Brianna Provenzano/Mic

As ousted former Trump aide Omarosa Manigault Newman appeared across major TV networks this week pedaling clandestine audio she’d captured inside the White House with the use of what some speculated to be a recording pen, business continued to churn on as usual in Washington.

From lies about fuel efficiency standards to American women gearing up to fight for their abortion rights, here are five important stories you might have missed this week.

How the city of Detroit is paying respects to the Queen of Soul

Cyrus Tetteh/Mic

Aretha Franklin loved Detroit and Detroit loves her. After her death Thursday morning, various sites throughout the city quickly became makeshift memorials to honor the Queen of Soul.

Detroit photographer Cyrus Tetteh captured the scene and spirit of her legacy across the Motor City.

Milo Yiannopoulos and Steve Bannon spoke in Hungary.
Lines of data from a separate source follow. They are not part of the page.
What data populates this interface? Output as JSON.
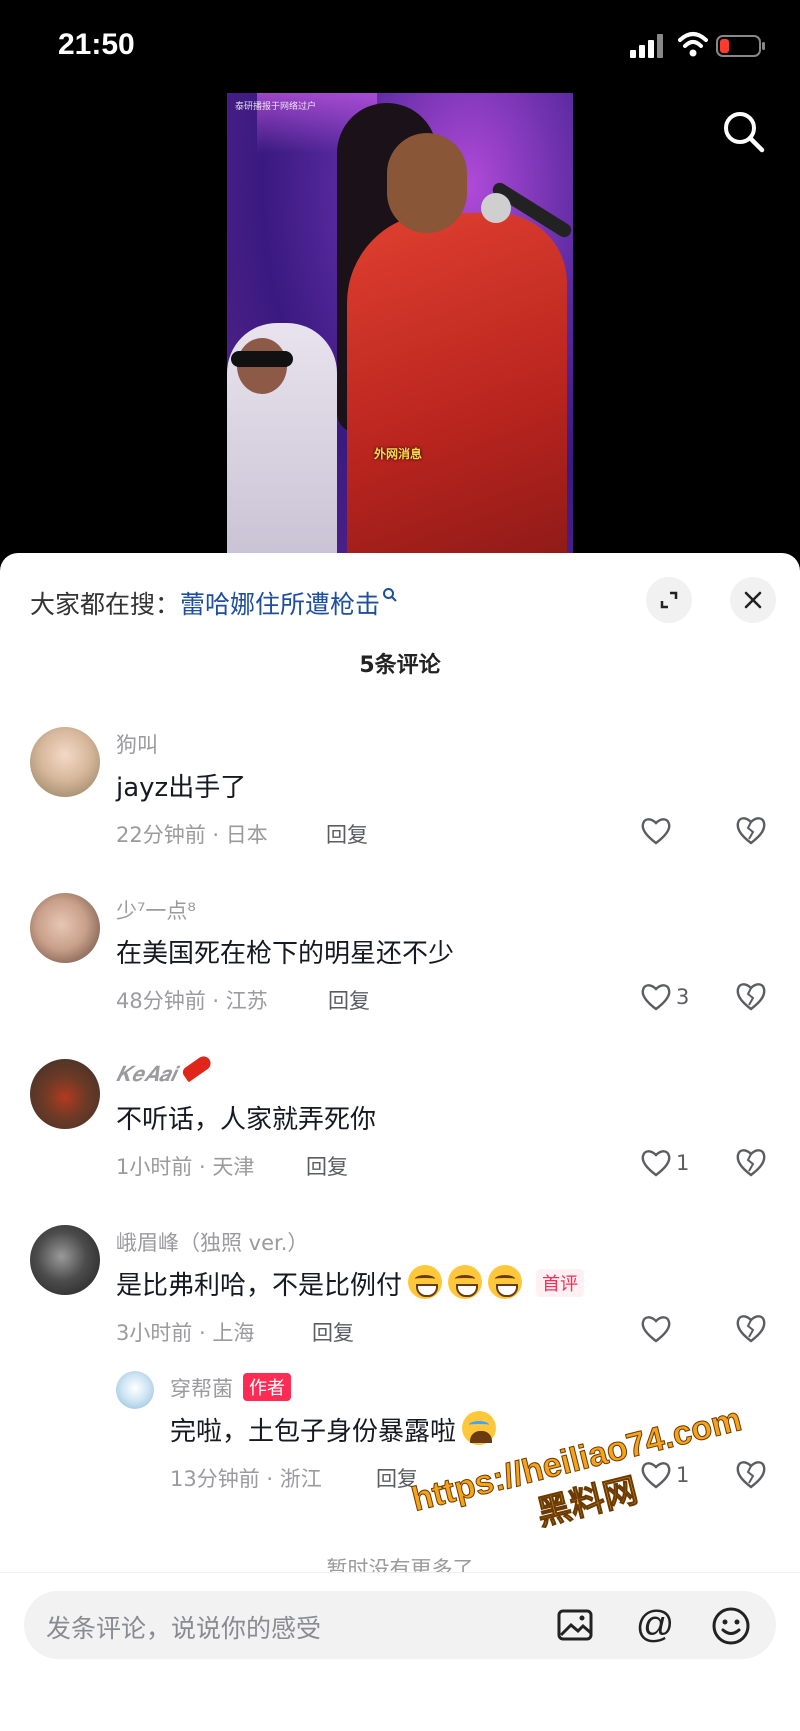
{
  "status_bar": {
    "time": "21:50"
  },
  "video": {
    "watermark_text": "泰研播报于网络过户",
    "caption": "外网消息"
  },
  "sheet": {
    "trend_prefix": "大家都在搜：",
    "trend_query": "蕾哈娜住所遭枪击",
    "comment_count": "5条评论",
    "load_more": "暂时没有更多了"
  },
  "comments": [
    {
      "username": "狗叫",
      "text": "jayz出手了",
      "meta": "22分钟前 · 日本",
      "reply": "回复",
      "likes": ""
    },
    {
      "username": "少⁷一点⁸",
      "text": "在美国死在枪下的明星还不少",
      "meta": "48分钟前 · 江苏",
      "reply": "回复",
      "likes": "3"
    },
    {
      "username": "𝑲𝒆𝑨𝒂𝒊",
      "text": "不听话，人家就弄死你",
      "meta": "1小时前 · 天津",
      "reply": "回复",
      "likes": "1"
    },
    {
      "username": "峨眉峰（独照 ver.）",
      "text": "是比弗利哈，不是比例付",
      "meta": "3小时前 · 上海",
      "reply": "回复",
      "likes": "",
      "badge": "首评"
    }
  ],
  "reply_comment": {
    "username": "穿帮菌",
    "badge": "作者",
    "text": "完啦，土包子身份暴露啦",
    "meta": "13分钟前 · 浙江",
    "reply": "回复",
    "likes": "1"
  },
  "input": {
    "placeholder": "发条评论，说说你的感受"
  },
  "at_symbol": "@",
  "watermark": {
    "url": "https://heiliao74.com",
    "name": "黑料网"
  },
  "colors": {
    "link": "#1f4e9e",
    "accent": "#fe2c55",
    "watermark": "#f6a21a"
  },
  "icons": [
    "search-icon",
    "expand-icon",
    "close-icon",
    "heart-icon",
    "broken-heart-icon",
    "image-icon",
    "emoji-icon"
  ]
}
It cost $60K, seemingly in taxpayer money.

Sean Gallup/Getty Images

The cost of getting Milo Yiannopoulos and Steve Bannon to Hungary for hourlong speeches in Budapest in May was upwards of $60,000 — the equivalent of four years of low-skilled labor in the Central European country — according to contracts obtained by Mic. Some of the funds came from Hungarian taxpayers.
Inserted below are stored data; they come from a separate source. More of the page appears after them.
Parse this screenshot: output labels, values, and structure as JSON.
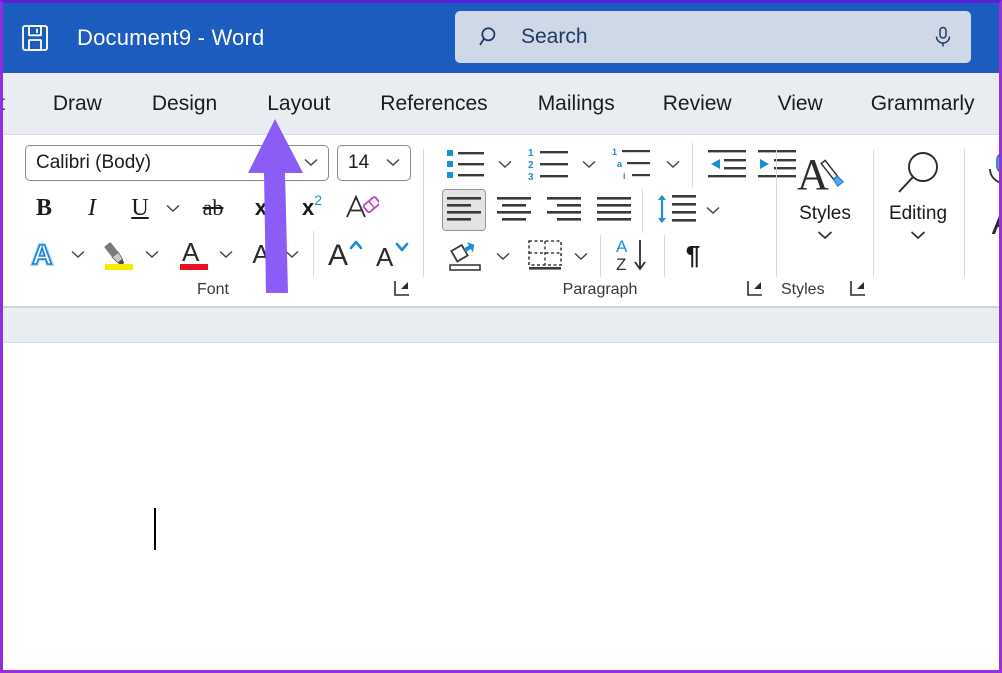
{
  "titlebar": {
    "save_icon": "save-icon",
    "document_title": "Document9  -  Word",
    "accent_color": "#1b5cbe"
  },
  "search": {
    "icon": "search-icon",
    "placeholder": "Search",
    "value": "",
    "mic_icon": "microphone-icon"
  },
  "tabs": [
    {
      "label": "t",
      "name": "tab-insert-cut",
      "active": false
    },
    {
      "label": "Draw",
      "name": "tab-draw",
      "active": false
    },
    {
      "label": "Design",
      "name": "tab-design",
      "active": false
    },
    {
      "label": "Layout",
      "name": "tab-layout",
      "active": false
    },
    {
      "label": "References",
      "name": "tab-references",
      "active": false
    },
    {
      "label": "Mailings",
      "name": "tab-mailings",
      "active": false
    },
    {
      "label": "Review",
      "name": "tab-review",
      "active": false
    },
    {
      "label": "View",
      "name": "tab-view",
      "active": false
    },
    {
      "label": "Grammarly",
      "name": "tab-grammarly",
      "active": false
    }
  ],
  "ribbon": {
    "font_group": {
      "label": "Font",
      "font_name": "Calibri (Body)",
      "font_size": "14",
      "buttons": {
        "bold": "B",
        "italic": "I",
        "underline": "U",
        "strikethrough": "ab",
        "subscript": "x",
        "superscript": "x",
        "superscript_sup": "2",
        "clear_formatting": "A",
        "text_effects": "A",
        "highlight": "highlighter-icon",
        "font_color": "A",
        "text_shading": "A",
        "grow_font": "A",
        "shrink_font": "A"
      },
      "dialog_launcher": "font-dialog-launcher"
    },
    "paragraph_group": {
      "label": "Paragraph",
      "buttons": {
        "bullets": "bullet-list-icon",
        "numbering": "numbered-list-icon",
        "multilevel": "multilevel-list-icon",
        "decrease_indent": "decrease-indent-icon",
        "increase_indent": "increase-indent-icon",
        "align_left": "align-left-icon",
        "align_center": "align-center-icon",
        "align_right": "align-right-icon",
        "justify": "justify-icon",
        "line_spacing": "line-spacing-icon",
        "shading": "shading-icon",
        "borders": "borders-icon",
        "sort": "sort-icon",
        "show_marks": "¶"
      },
      "numbering_digits": [
        "1",
        "2",
        "3"
      ],
      "multilevel_marks": [
        "1",
        "a",
        "i"
      ],
      "selected_alignment": "align_left",
      "dialog_launcher": "paragraph-dialog-launcher"
    },
    "styles_group": {
      "label": "Styles",
      "button_label": "Styles",
      "icon": "styles-brush-icon",
      "dialog_launcher": "styles-dialog-launcher"
    },
    "editing_group": {
      "button_label": "Editing",
      "icon": "magnifier-icon"
    },
    "voice_group": {
      "icon": "microphone-icon",
      "editor_icon": "A"
    }
  },
  "document": {
    "caret": "text-cursor",
    "body_text": ""
  },
  "annotation": {
    "arrow": "purple-up-arrow",
    "arrow_color": "#8b5cf6",
    "points_to": "Layout"
  }
}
Groups push back against efforts to disenfranchise voters of color in Florida and Georgia

Gregg Newton/Getty Images

The American Civil Liberties Union of Georgia sent a letter Tuesday to the Board of Elections and Registration in Randolph County, Georgia, alleging the county’s recent proposal to close seven of its nine polling locations would “deliberately” disenfranchise the voters who reside there — a majority of whom are black. The ACLU contended the proposal to close the polling locations is “discriminatory, unjustifiable and violates the Voting Rights Act of 1965.”

How a farming experiment in the Palm Springs desert led to the iconic date shake

Andreas Krumwiede for Shutterstock/Maggie Downs

When I moved to California a decade ago, a colleague drove me from one end of the Coachella Valley to the other.
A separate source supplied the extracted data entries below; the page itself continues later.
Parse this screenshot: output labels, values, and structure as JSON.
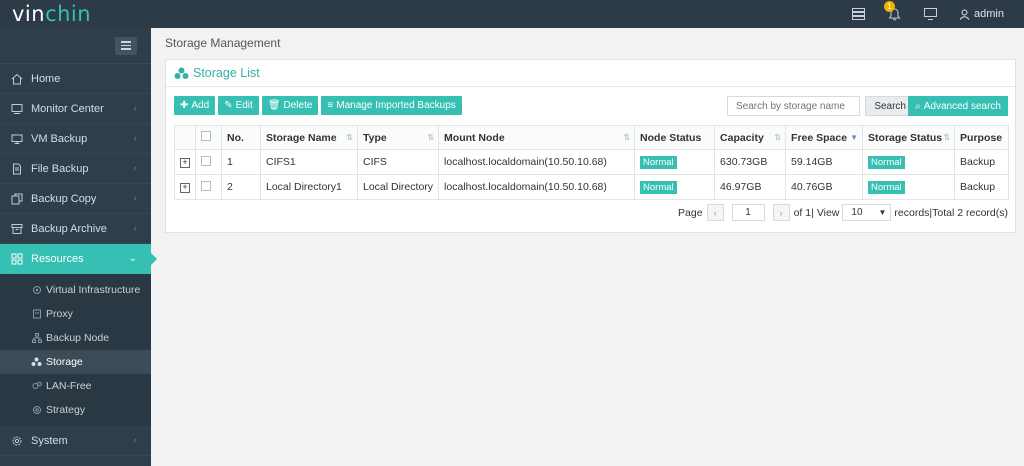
{
  "app": {
    "logo_prefix": "vin",
    "logo_accent": "chin",
    "notification_count": "1",
    "user": "admin",
    "accent_color": "#35c0b3"
  },
  "sidebar": {
    "items": [
      {
        "label": "Home",
        "icon": "home-icon"
      },
      {
        "label": "Monitor Center",
        "icon": "monitor-icon"
      },
      {
        "label": "VM Backup",
        "icon": "vm-icon"
      },
      {
        "label": "File Backup",
        "icon": "file-icon"
      },
      {
        "label": "Backup Copy",
        "icon": "copy-icon"
      },
      {
        "label": "Backup Archive",
        "icon": "archive-icon"
      },
      {
        "label": "Resources",
        "icon": "resources-icon"
      },
      {
        "label": "System",
        "icon": "gear-icon"
      }
    ],
    "sub_items": [
      {
        "label": "Virtual Infrastructure"
      },
      {
        "label": "Proxy"
      },
      {
        "label": "Backup Node"
      },
      {
        "label": "Storage"
      },
      {
        "label": "LAN-Free"
      },
      {
        "label": "Strategy"
      }
    ]
  },
  "page": {
    "title": "Storage Management",
    "panel_title": "Storage List"
  },
  "toolbar": {
    "add": "Add",
    "edit": "Edit",
    "delete": "Delete",
    "manage": "Manage Imported Backups",
    "search_placeholder": "Search by storage name",
    "search": "Search",
    "advanced": "Advanced search"
  },
  "table": {
    "headers": [
      "No.",
      "Storage Name",
      "Type",
      "Mount Node",
      "Node Status",
      "Capacity",
      "Free Space",
      "Storage Status",
      "Purpose"
    ],
    "rows": [
      {
        "no": "1",
        "name": "CIFS1",
        "type": "CIFS",
        "mount": "localhost.localdomain(10.50.10.68)",
        "node_status": "Normal",
        "capacity": "630.73GB",
        "free": "59.14GB",
        "storage_status": "Normal",
        "purpose": "Backup"
      },
      {
        "no": "2",
        "name": "Local Directory1",
        "type": "Local Directory",
        "mount": "localhost.localdomain(10.50.10.68)",
        "node_status": "Normal",
        "capacity": "46.97GB",
        "free": "40.76GB",
        "storage_status": "Normal",
        "purpose": "Backup"
      }
    ]
  },
  "pager": {
    "page_label": "Page",
    "page_value": "1",
    "of_label": "of 1|",
    "view_label": "View",
    "view_value": "10",
    "records_label": "records|Total 2 record(s)"
  }
}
My colleague stopped the car at a roadside produce stand in Mecca, a community embedded in one of the nation’s most prolific agricultural regions. He scurried away and returned with a cold beverage he shoved into my hands.

“Just take a sip,” he urged. I stared down into the plastic cup.

The drink resembled a thick milkshake but was speckled with flecks of brown. It tasted complex, like toffee and caramel and spices, but I later discovered it contained just two ingredients: dates and ice cream.

At the time I didn’t know much about dates, the sweet product of the date palm tree. I didn’t realize the date shake was the one food this desert area claims for its culinary identity. And I had no idea this tiny, thumb-sized fruit launched the region’s agricultural industry.

All I knew was this drink tasted like some kind of magic, like finding an oasis in the desert.